On y entend les voix des minorités, portées haut par le talent et la plume des auteurs présentés, parmi lesquels Jessica Greenbaum qui témoigne de l'actualité immédiate et de son engagement dans deux textes intitulés "L'Avril des cent premiers jours" et "Les Dernières semaines de janvier 2017". Yusef Komunyaka y convoque, (tout comme Barry Wallenstein dans ses poèmes de Tony's Blues – pp 58-60), des rythmes de jazz, ou de klezmer, pour nous parler d'Ota Benga, pygmée amené à New-York comme "animal humain"... On peut découvrir "la voix unique de Tory Dent" à travers deux poèmes et une fine analyse de Yusef Komunyakaa, soulignant la double exclusion qui fait s'écrire la poète, femme et victime du SIDA (pp 37-48), mais encore : un extrait théâtral de Paul Knox, les fragments philosophiques de Samuel R. Delany, imaginant une rencontre entre Leibniz et Spinoza, et deux poèmes de Patricia Spear Jones (poète publiée sur le Recours au Poème consacré à New-York, en 2017) concluant cette récolte par un très beau poème sur la traduction, façon de rendre hommage à ces écrivants de l'ombre qui permettent, aux œuvres de vivre et de voyager, comme celles ici regroupées :
La poète est mongole. La traductrice suit son cœur
Un cœur brisé et pourtant, elle chante de telle sorte qu'elle fait
De son cœur brisé, mon cœur brisé.
(...) Les tempêtes
secouent les rues de Taipei et répandent des pétales de rose
A travers les cours et les rues de Brooklyn.

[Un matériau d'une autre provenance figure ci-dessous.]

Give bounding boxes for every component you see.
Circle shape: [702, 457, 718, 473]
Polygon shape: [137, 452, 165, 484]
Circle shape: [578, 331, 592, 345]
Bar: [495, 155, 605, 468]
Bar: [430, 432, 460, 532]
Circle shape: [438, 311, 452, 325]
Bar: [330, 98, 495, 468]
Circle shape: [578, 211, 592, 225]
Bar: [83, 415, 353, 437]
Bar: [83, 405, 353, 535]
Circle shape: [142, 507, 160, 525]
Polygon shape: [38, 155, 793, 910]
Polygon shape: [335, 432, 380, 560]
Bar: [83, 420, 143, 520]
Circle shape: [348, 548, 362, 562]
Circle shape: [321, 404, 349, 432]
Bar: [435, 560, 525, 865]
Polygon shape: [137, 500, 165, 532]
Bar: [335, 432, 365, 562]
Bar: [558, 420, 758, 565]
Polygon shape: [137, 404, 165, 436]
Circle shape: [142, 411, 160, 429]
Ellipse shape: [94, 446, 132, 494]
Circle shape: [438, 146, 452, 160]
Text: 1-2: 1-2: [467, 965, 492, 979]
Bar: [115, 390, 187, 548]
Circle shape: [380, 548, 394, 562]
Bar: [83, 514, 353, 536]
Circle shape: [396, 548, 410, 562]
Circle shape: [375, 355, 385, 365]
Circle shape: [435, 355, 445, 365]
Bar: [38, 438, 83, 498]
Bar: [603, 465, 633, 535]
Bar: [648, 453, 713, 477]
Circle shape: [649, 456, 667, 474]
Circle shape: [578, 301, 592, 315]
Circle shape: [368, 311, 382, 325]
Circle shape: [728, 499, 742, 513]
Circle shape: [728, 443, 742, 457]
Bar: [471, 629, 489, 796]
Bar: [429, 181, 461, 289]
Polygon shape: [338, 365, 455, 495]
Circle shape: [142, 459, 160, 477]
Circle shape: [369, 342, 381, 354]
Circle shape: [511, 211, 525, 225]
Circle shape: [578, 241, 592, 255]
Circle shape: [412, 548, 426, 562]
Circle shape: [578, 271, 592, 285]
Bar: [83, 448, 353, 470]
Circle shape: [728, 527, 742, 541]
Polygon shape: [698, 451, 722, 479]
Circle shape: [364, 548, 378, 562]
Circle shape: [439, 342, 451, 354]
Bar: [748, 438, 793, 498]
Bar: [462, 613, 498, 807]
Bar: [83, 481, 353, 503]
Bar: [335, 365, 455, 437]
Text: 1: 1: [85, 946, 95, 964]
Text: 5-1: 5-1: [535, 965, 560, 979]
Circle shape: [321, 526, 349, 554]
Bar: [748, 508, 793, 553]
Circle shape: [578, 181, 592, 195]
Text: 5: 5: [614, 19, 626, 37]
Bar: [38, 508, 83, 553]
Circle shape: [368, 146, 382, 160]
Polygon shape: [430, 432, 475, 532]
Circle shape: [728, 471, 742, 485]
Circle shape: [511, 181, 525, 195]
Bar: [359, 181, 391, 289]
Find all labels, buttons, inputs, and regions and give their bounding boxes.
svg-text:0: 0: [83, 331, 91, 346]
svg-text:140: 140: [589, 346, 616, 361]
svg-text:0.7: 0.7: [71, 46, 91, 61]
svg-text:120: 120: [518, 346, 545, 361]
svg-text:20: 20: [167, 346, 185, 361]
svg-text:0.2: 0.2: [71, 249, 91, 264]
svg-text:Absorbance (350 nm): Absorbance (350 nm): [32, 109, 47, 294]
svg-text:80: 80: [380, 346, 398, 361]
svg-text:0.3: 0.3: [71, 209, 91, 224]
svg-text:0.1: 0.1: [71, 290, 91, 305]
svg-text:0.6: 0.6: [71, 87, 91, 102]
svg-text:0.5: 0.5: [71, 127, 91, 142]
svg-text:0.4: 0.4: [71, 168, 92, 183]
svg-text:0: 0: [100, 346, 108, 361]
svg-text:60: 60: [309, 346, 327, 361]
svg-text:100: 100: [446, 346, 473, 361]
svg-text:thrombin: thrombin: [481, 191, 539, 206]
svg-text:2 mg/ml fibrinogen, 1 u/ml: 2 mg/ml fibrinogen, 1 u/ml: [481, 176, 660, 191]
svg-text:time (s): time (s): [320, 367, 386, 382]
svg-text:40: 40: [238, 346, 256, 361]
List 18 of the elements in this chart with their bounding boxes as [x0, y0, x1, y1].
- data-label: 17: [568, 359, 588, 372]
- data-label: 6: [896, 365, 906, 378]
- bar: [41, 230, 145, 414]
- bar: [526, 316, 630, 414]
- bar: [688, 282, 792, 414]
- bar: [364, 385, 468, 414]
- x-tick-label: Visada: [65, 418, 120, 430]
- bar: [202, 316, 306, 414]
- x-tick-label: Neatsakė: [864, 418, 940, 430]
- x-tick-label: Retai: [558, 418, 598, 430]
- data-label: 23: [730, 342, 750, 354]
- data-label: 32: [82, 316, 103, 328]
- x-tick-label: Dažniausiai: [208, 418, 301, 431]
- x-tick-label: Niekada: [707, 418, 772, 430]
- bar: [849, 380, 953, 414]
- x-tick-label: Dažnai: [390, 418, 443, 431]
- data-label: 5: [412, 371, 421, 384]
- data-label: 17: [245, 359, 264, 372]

Poète aussi discrète qu'engagée, essayiste, traductrice elle-même, revuiste, et rédactrice depuis 2004 de Siècle 21, Marilyn Hacker fait l'objet du second dossier central – et c'est juste : son œuvre et son action tisse depuis longtemps des liens entre les cultures et les différents pans de l'expérience humaine, dans la complexité de leurs interrelations, abordées sans fard et sans complexe, ainsi que la décrit Alicia Ostriker dans l'étude liminaire, où elle souligne aussi l'amour et la colère comme traits essentiels de l’œuvre profondément humaniste de la "Poète qui relie entre eux le corps et le corps politique, elle est aussi une créature poétique des plus rares, une poète qui écrit tout en respectant mètre et rime ainsi qu'un programme d'idées radicales." C'est aussi à la musicalité de cette œuvre que s'attache l'article d'Emmanuel Moses qui la décrit comme un fleuve puissant encadré par les berges des contraintes (sonnets, pantoums, sextines...) qu'elle s'impose pour dénoncer, dans la tension qui naît de ces contraires, le scandale ultime de la mort.
Ponctué des ouvertures pratiquées par les articles des chroniques, ce numéro se clôt sur un riche dossier thématique consacré aux "couleurs", déclinées dans toute leur diversité physique, raciale et symbolique. Un numéro auquel ce bref aperçu ne rend pas justice, mais que tout lecteur soucieux d'élargir son horizon pour comprendre le monde actuel se doit de lire.